Analyzing Enterprise Storage Workloads with Graph Modeling and Clustering
Abstract
Utilizing graph analysis models and algorithms to exploit complex interactions over a network of entities is emerging as an attractive network analytic technology. In this paper, we show that traditional column or row-based trace analysis may not be effective in deriving deep insights hidden in the storage traces collected over complex storage applications, such as complex spatial and temporal patterns, hotspots and their movement patterns. We propose a novel graph analytics framework, GraphLens, for mining and analyzing real world storage traces with three unique features. First, we model storage traces as heterogeneous trace graphs in order to capture multiple complex and heterogeneous factors, such as diverse spatial/temporal access information and their relationships, into a unified analytic framework. Second, we employ and develop an innovative graph clustering method that employs two levels of clustering abstractions on storage trace analysis. We discover interesting spatial access patterns and identify important temporal correlations among spatial access patterns. This enables us to better characterize important hotspots and understand hotspot movement patterns. Third, at each level of abstraction, we design a unified weighted similarity measure through an iterative dynamic weight learning algorithm.

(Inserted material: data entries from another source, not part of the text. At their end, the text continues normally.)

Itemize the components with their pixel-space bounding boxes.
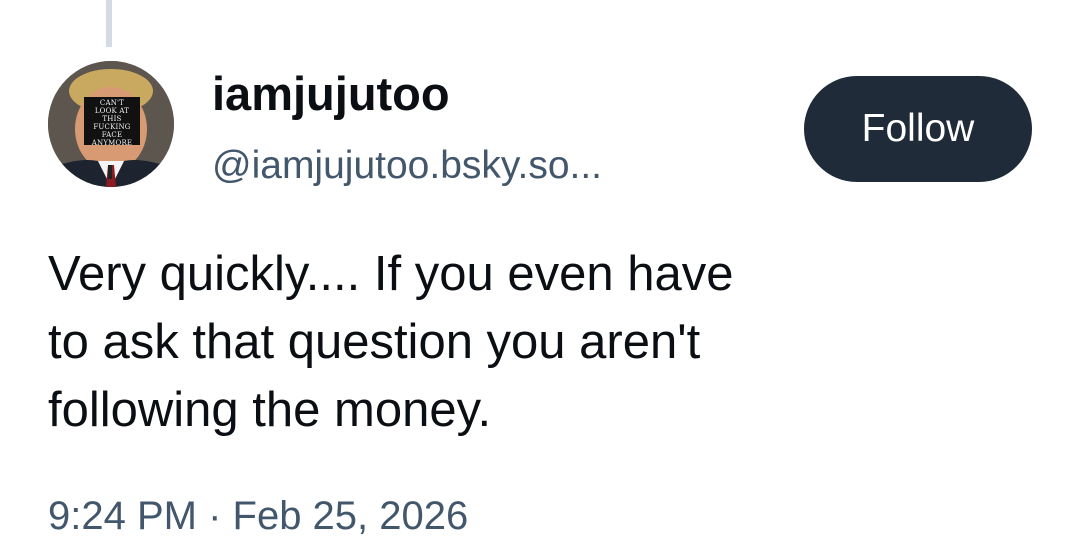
post-timestamp[interactable]: 9:24 PM · Feb 25, 2026 xyxy=(48,490,468,542)
author-display-name[interactable]: iamjujutoo xyxy=(212,66,450,122)
author-handle[interactable]: @iamjujutoo.bsky.so... xyxy=(212,142,602,190)
follow-button[interactable]: Follow xyxy=(804,76,1032,182)
thread-connector-line xyxy=(106,0,112,47)
avatar-caption-sign: CAN'T LOOK AT THIS FUCKING FACE ANYMORE xyxy=(84,97,140,147)
post-text: Very quickly.... If you even have to ask… xyxy=(48,247,734,437)
avatar[interactable]: CAN'T LOOK AT THIS FUCKING FACE ANYMORE xyxy=(48,61,174,187)
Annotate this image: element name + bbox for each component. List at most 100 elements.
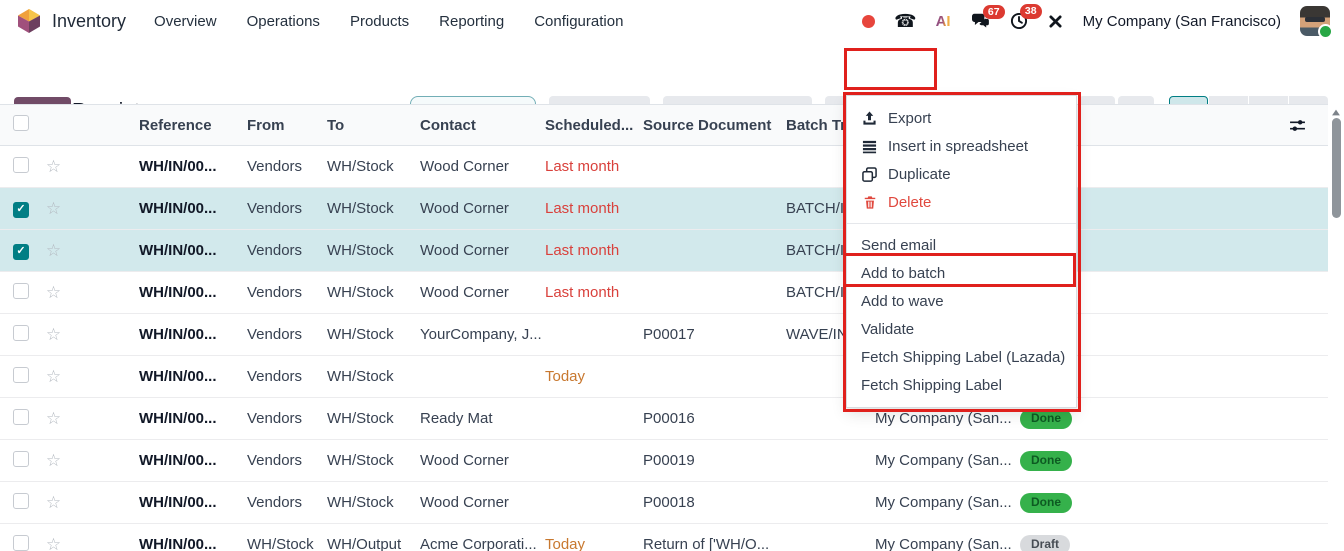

With an optimal weight assignment scheme, we can efficiently combine the correlation information for each type of storage access patterns, such as random versus sequential, read versus write, to identify interesting spatial/temporal correlations hidden in the traces. Some optimization techniques on matrix computation are proposed to further improve the efficiency of our clustering algorithm on large trace datasets. Extensive evaluation on real storage traces shows GraphLens can provide broad and deep trace analysis for better storage strategy planning and efficient data placement guidance. GraphLens can be applied to both a single PC with multiple disks and a distributed network across a cluster of compute nodes to offer a few opportunities for optimization of storage performance.